I’ve written extensively here and here about why I think 3D is here to stay, and why, contrary to what some people claim, this iteration of 3D is not just a flash in the pan, as previous revivals were. The simple fact is that, unlike the birth of 3D in the 1950s, and brief returns a few times since, today the theater chains are installing a permanent infrastructure in thousands of theaters to show 3D. And this will enable them to show live events, like concerts and sports events, as well as movies.

Also, the studios and top directors (do they get any topper than Cameron?) are producing dozens of new films in 3D, and the vast majority of those released to date have been quite profitable.

There’s no doubt in my mind that 3D is here to stay. That’s not to say that all films will be released in 3D any time soon, but I would expect the percentage to increase steadily. Ultimately, 3D may be as common as color, but that will probably take at least 10 years.

And there’s nothing that can be done in color that can’t be done in black & white, right?
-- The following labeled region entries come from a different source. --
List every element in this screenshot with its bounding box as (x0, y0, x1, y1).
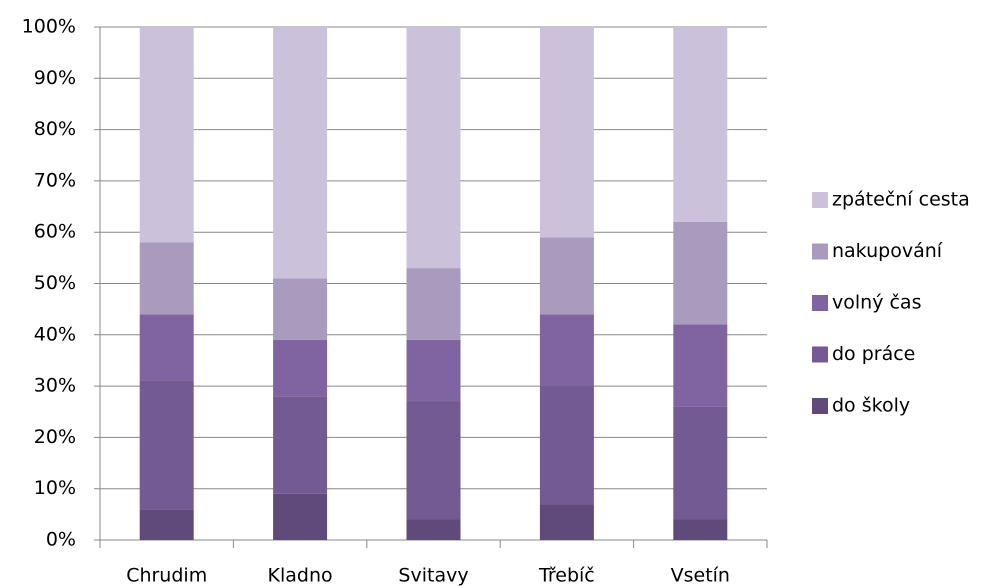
legend-swatch (812, 243, 828, 260)
bar-segment (673, 221, 728, 325)
bar-segment (673, 519, 728, 540)
bar-segment (139, 314, 194, 381)
bar-segment (406, 519, 461, 540)
bar-segment (539, 27, 594, 238)
y-tick-label: 80% (34, 118, 76, 140)
legend-swatch (812, 192, 828, 208)
bar-segment (139, 509, 194, 540)
bar-segment (539, 386, 594, 505)
y-tick-label: 60% (34, 221, 76, 243)
bar-segment (539, 504, 594, 540)
bar-segment (406, 401, 461, 520)
bar-segment (139, 27, 194, 243)
y-tick-label: 40% (34, 323, 76, 345)
bar-segment (673, 324, 728, 407)
y-tick-label: 20% (34, 426, 76, 448)
bar-segment (273, 339, 328, 397)
bar-segment (273, 278, 328, 340)
legend-label: do práce (832, 343, 915, 365)
y-tick-label: 10% (34, 477, 76, 499)
legend-label: do školy (832, 395, 910, 417)
bar-segment (406, 27, 461, 269)
x-tick-label: Třebíč (538, 565, 595, 587)
x-tick-label: Svitavy (398, 565, 468, 587)
bar-segment (273, 27, 328, 279)
bar-segment (673, 406, 728, 520)
bar-segment (273, 493, 328, 540)
y-tick-label: 50% (34, 272, 76, 294)
bar-segment (539, 237, 594, 315)
x-tick-label: Chrudim (126, 565, 207, 587)
y-tick-label: 100% (22, 16, 76, 38)
bar-segment (406, 268, 461, 340)
legend-swatch (812, 295, 828, 311)
y-tick-label: 70% (34, 169, 76, 191)
bar-segment (273, 396, 328, 494)
y-tick-label: 0% (46, 529, 76, 551)
bar-segment (539, 314, 594, 387)
bar-segment (673, 27, 728, 222)
x-tick-label: Vsetín (671, 565, 730, 587)
legend-label: zpáteční cesta (832, 189, 970, 211)
x-tick-label: Kladno (268, 565, 333, 587)
legend-swatch (812, 346, 828, 363)
bar-segment (139, 242, 194, 315)
legend-label: nakupování (832, 240, 943, 262)
bar-segment (139, 380, 194, 510)
legend-swatch (812, 398, 828, 414)
bar-segment (406, 339, 461, 402)
legend-label: volný čas (832, 292, 921, 314)
y-tick-label: 90% (34, 67, 76, 89)
y-tick-label: 30% (34, 375, 76, 397)
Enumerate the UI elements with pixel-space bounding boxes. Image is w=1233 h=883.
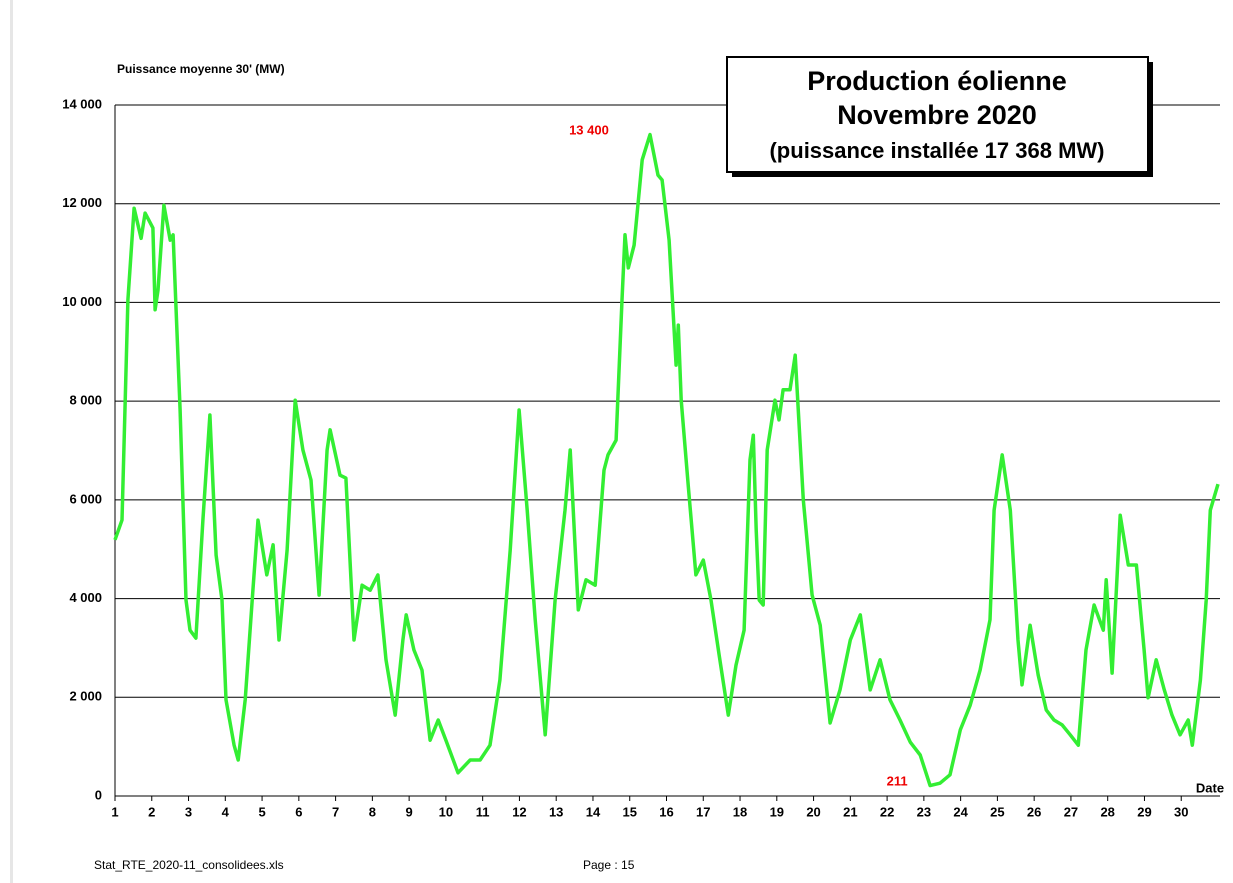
min-annotation: 211 xyxy=(887,773,908,788)
x-tick-label: 8 xyxy=(369,804,376,819)
x-tick-label: 4 xyxy=(222,804,230,819)
x-tick-label: 23 xyxy=(917,804,931,819)
y-axis-label: Puissance moyenne 30' (MW) xyxy=(117,62,285,76)
y-tick-label: 8 000 xyxy=(69,393,102,408)
x-tick-label: 13 xyxy=(549,804,563,819)
x-tick-label: 6 xyxy=(295,804,302,819)
x-tick-label: 11 xyxy=(476,804,490,819)
x-tick-label: 7 xyxy=(332,804,339,819)
x-tick-label: 16 xyxy=(659,804,673,819)
y-tick-label: 6 000 xyxy=(69,491,102,506)
x-tick-label: 28 xyxy=(1100,804,1114,819)
x-tick-label: 9 xyxy=(406,804,413,819)
line-series xyxy=(113,132,1220,788)
x-tick-label: 3 xyxy=(185,804,192,819)
max-annotation: 13 400 xyxy=(569,122,609,137)
x-tick-label: 19 xyxy=(770,804,784,819)
x-tick-label: 27 xyxy=(1064,804,1078,819)
x-axis-label: Date xyxy=(1196,780,1224,795)
x-tick-label: 15 xyxy=(622,804,636,819)
y-tick-label: 12 000 xyxy=(62,195,102,210)
x-tick-label: 18 xyxy=(733,804,747,819)
page-edge xyxy=(10,0,13,883)
x-tick-label: 22 xyxy=(880,804,894,819)
y-tick-label: 10 000 xyxy=(62,294,102,309)
footer-page: Page : 15 xyxy=(583,858,635,872)
x-tick-label: 1 xyxy=(111,804,118,819)
x-tick-label: 12 xyxy=(512,804,526,819)
x-tick-label: 5 xyxy=(258,804,265,819)
x-tick-label: 20 xyxy=(806,804,820,819)
title-box xyxy=(726,56,1149,173)
x-tick-label: 26 xyxy=(1027,804,1041,819)
chart-title: Production éolienne xyxy=(807,66,1067,96)
x-tick-label: 30 xyxy=(1174,804,1188,819)
y-tick-label: 0 xyxy=(95,787,102,802)
chart-title: Novembre 2020 xyxy=(837,100,1037,130)
y-tick-label: 14 000 xyxy=(62,96,102,111)
x-tick-label: 24 xyxy=(953,804,968,819)
x-tick-label: 25 xyxy=(990,804,1004,819)
x-tick-label: 2 xyxy=(148,804,155,819)
x-tick-label: 17 xyxy=(696,804,710,819)
y-tick-label: 4 000 xyxy=(69,590,102,605)
x-tick-label: 29 xyxy=(1137,804,1151,819)
x-tick-label: 10 xyxy=(439,804,453,819)
y-tick-label: 2 000 xyxy=(69,689,102,704)
x-tick-label: 21 xyxy=(843,804,857,819)
x-tick-label: 14 xyxy=(586,804,601,819)
chart-subtitle: (puissance installée 17 368 MW) xyxy=(769,138,1104,163)
footer-file: Stat_RTE_2020-11_consolidees.xls xyxy=(94,858,284,872)
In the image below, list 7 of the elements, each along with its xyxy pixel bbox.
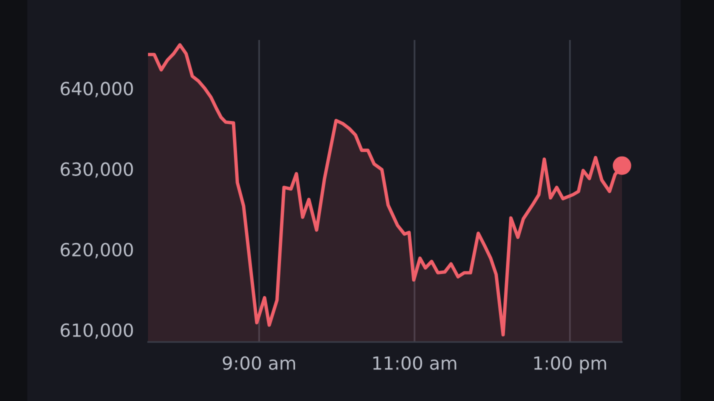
- y-tick-label: 640,000: [60, 82, 133, 98]
- y-tick-label: 630,000: [60, 162, 133, 178]
- y-tick-label: 610,000: [60, 323, 133, 339]
- y-tick-label: 620,000: [60, 242, 133, 258]
- x-tick-label: 11:00 am: [373, 356, 456, 370]
- x-tick-label: 1:00 pm: [534, 356, 606, 374]
- x-tick-label: 9:00 am: [222, 356, 296, 370]
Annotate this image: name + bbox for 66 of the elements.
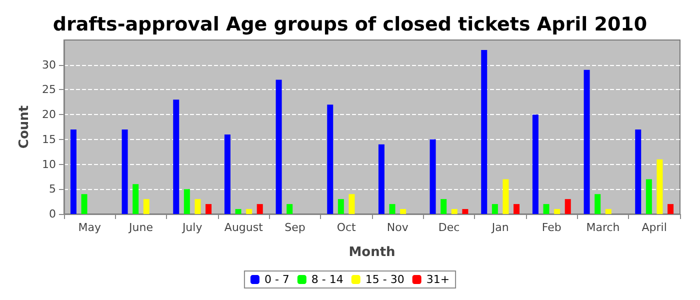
y-tick-label: 15 [42, 132, 56, 146]
bar [256, 204, 263, 214]
bar [440, 199, 447, 214]
bar [594, 194, 601, 214]
x-tick-label: Feb [542, 221, 562, 234]
x-tick-label: April [642, 221, 667, 234]
x-tick-label: May [78, 221, 102, 234]
legend-label: 8 - 14 [311, 273, 344, 286]
bar [656, 159, 663, 214]
bar [132, 184, 139, 214]
x-tick-label: July [181, 221, 203, 234]
x-tick-label: Jan [490, 221, 509, 234]
chart-title: drafts-approval Age groups of closed tickets April 2010 [52, 14, 648, 36]
bar [173, 100, 180, 214]
y-tick-label: 30 [42, 58, 56, 72]
bar [605, 209, 612, 214]
bar [668, 204, 674, 214]
legend-label: 15 - 30 [365, 273, 404, 286]
bar [502, 179, 509, 214]
bar [514, 204, 520, 214]
x-tick-label: June [128, 221, 154, 234]
y-tick-label: 25 [42, 83, 56, 96]
y-tick-label: 5 [49, 182, 56, 196]
bar [532, 114, 538, 214]
bar [70, 129, 76, 214]
bar [143, 199, 150, 214]
bar [348, 194, 355, 214]
x-tick-label: March [586, 221, 620, 234]
legend-label: 0 - 7 [264, 273, 290, 286]
x-tick-label: Oct [336, 221, 357, 234]
y-tick-label: 10 [42, 158, 56, 171]
bar [122, 129, 128, 214]
bar [246, 209, 252, 214]
bar [400, 209, 406, 214]
bar [564, 199, 571, 214]
bar [378, 144, 384, 214]
bar [389, 204, 396, 214]
bar [462, 209, 468, 214]
bar [646, 179, 652, 214]
bar [451, 209, 458, 214]
bar [543, 204, 550, 214]
bar [276, 80, 282, 214]
bar [224, 134, 230, 214]
bar [184, 189, 190, 214]
y-axis-title: Count [17, 105, 32, 149]
x-tick-label: Dec [438, 221, 460, 234]
y-tick-label: 20 [42, 108, 56, 122]
y-tick-label: 0 [49, 208, 56, 220]
bar [635, 129, 642, 214]
bar [430, 139, 436, 214]
x-tick-label: August [224, 221, 264, 234]
bar [194, 199, 201, 214]
bar [584, 70, 590, 214]
bar [81, 194, 88, 214]
x-tick-label: Sep [284, 221, 306, 234]
x-tick-label: Nov [386, 221, 409, 234]
x-axis-title: Month [348, 245, 396, 260]
legend-label: 31+ [426, 273, 450, 286]
bar [235, 209, 242, 214]
bar [554, 209, 560, 214]
bar [481, 50, 488, 214]
bar [206, 204, 212, 214]
bar [327, 104, 334, 214]
bar [286, 204, 293, 214]
bar [492, 204, 498, 214]
bar [338, 199, 344, 214]
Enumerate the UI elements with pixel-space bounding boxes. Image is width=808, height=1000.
Beowulf had name stars and a normal plot, and while it certainly benefited from the depth, it didn’t really depend on it. It’s just taking filmmakers a while to get used to 3D as a legitimate technique that augments other techniques, rather than as a standalone gimmick. But then, the same was true for color and sound when those appeared on the scene.

Only because they’re responding to hype and the successful application of a gimmick. I don’t think you can rely on that to sustain.

It might. I haven’t gone to see any 3D movies yet, partly because I don’t go to cinemas anymore, and partly because they’re not playing in 3D locally, I have to travel further. But also because I don’t see the point. It doesn’t improve a movie’s story, so why bother?

But the proles seem to like it, so who knows.

Neither did color.

Also, 3D movies charge more per ticket than their 2D counterparts.

They are pretty much here to stay, given that more theaters are doing it, and more are converting screens to fauxmax. However, they will stay pretty much the somain of animated films, or live action action films with large amounts of cgi.

Colour was a natural and inevitable progression, and caused no issue with viewing. Stereoscopic 3D is still problematic to view for many people and requires, possibly unavoidable, accessories.

Nonsense. It is one of the great tragedies of cinematic art that Chesty Morgan never made a 3D film.

Stereo movies don’t require special glasses, as I’ve noted above.